Book Review: The Book of Nonsense by David Michael Slater

January 19, 2009

book-of-nonsense

The Book of Nonsense by David Michael Slater is a treat for mystery lovers, magic lovers and just general book lovers. Daphna and her twin Dexter are as different as twins can be. Daphna loves books and volunteers reading at the local retirement home. Dex skips school and doesn’t want to be anywhere near a bookstore. This puts Dex at odds with his father too, who finds and sells rare books.

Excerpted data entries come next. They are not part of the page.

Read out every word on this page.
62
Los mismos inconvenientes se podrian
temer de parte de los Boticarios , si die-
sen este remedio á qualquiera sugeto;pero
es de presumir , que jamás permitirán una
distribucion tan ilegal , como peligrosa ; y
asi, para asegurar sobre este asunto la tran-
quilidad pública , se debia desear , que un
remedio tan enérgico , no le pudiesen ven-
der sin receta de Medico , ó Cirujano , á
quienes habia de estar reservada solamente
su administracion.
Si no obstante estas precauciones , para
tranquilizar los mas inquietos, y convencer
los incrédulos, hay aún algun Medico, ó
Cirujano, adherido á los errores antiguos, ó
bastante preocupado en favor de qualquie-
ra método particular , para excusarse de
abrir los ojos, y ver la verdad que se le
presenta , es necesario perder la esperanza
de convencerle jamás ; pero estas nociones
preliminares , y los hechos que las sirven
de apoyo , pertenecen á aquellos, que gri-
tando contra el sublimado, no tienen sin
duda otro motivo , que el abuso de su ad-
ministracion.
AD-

But both twins are put out by their dad’s (Milton) latest scouting trip, which kept him away from home for six weeks in the summer. Their mother died when they were young, and they are cared for by her best friend. The mystery really starts when the dad returns home the day before the twins’ 13th birthday, and Daphna takes him to see the labrynthine bookstore she has discovered over the summer. Milton hopes to sell a strange book he has discovered, and when Milton shows his book to the old man who owns the store, Daphna hides behind a stack of books to watch what happens. She is surprised to see that her dad doesn’t negotiate at all. In fact, he gives the book away after agreeing that Daphna herself will show up the next day to work as the old man’s assistant.

Why did her father give away a book he wanted to sell? Why did he agree for her to work as an assistant, starting on her birthday? What is the significance of this book of nonsense that her father found?

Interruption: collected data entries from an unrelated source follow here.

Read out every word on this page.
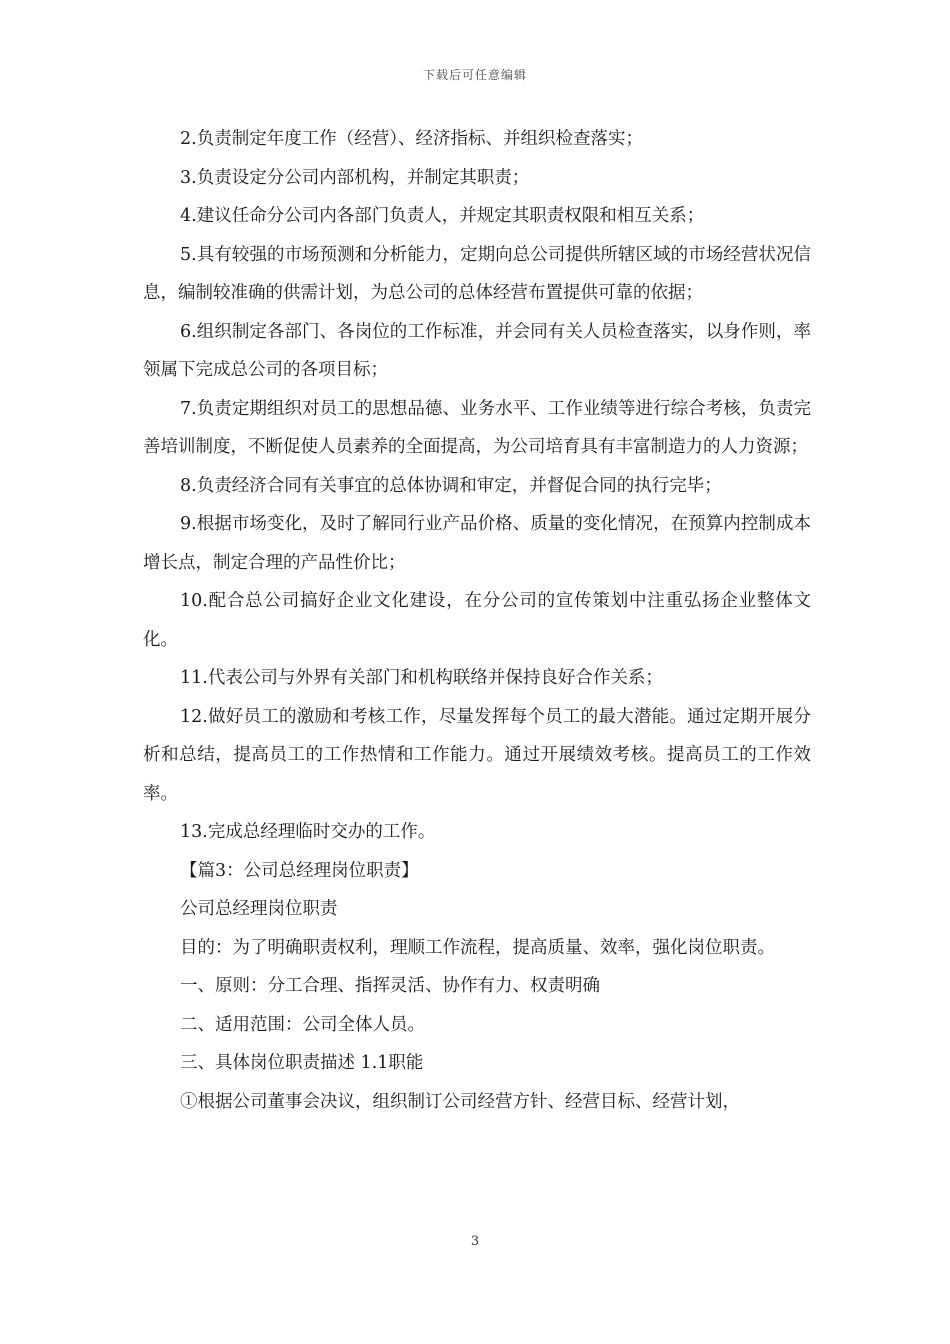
下载后可任意编辑

2.负责制定年度工作（经营）、经济指标、并组织检查落实；

3.负责设定分公司内部机构，并制定其职责；

4.建议任命分公司内各部门负责人，并规定其职责权限和相互关系；

5.具有较强的市场预测和分析能力，定期向总公司提供所辖区域的市场经营状况信息，编制较准确的供需计划，为总公司的总体经营布置提供可靠的依据；

6.组织制定各部门、各岗位的工作标准，并会同有关人员检查落实，以身作则，率领属下完成总公司的各项目标；

7.负责定期组织对员工的思想品德、业务水平、工作业绩等进行综合考核，负责完善培训制度，不断促使人员素养的全面提高，为公司培育具有丰富制造力的人力资源；

8.负责经济合同有关事宜的总体协调和审定，并督促合同的执行完毕；

9.根据市场变化，及时了解同行业产品价格、质量的变化情况，在预算内控制成本增长点，制定合理的产品性价比；

10.配合总公司搞好企业文化建设，在分公司的宣传策划中注重弘扬企业整体文化。

11.代表公司与外界有关部门和机构联络并保持良好合作关系；

12.做好员工的激励和考核工作，尽量发挥每个员工的最大潜能。通过定期开展分析和总结，提高员工的工作热情和工作能力。通过开展绩效考核。提高员工的工作效率。

13.完成总经理临时交办的工作。

【篇3：公司总经理岗位职责】

公司总经理岗位职责

目的：为了明确职责权利，理顺工作流程，提高质量、效率，强化岗位职责。

一、原则：分工合理、指挥灵活、协作有力、权责明确

二、适用范围：公司全体人员。

三、具体岗位职责描述 1.1职能

①根据公司董事会决议，组织制订公司经营方针、经营目标、经营计划，

3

Readers will follow the twins as they overcome their differences and work to solve the mystery, which leads back to their mother’s past and threatens their future. My daughter Catherine picked this book up the day it came in and didn’t put it down until she finished it. The mystery kept her turning the pages. And while there is some violence towards the end of the story, it should be appropriate for readers aged 10 and above.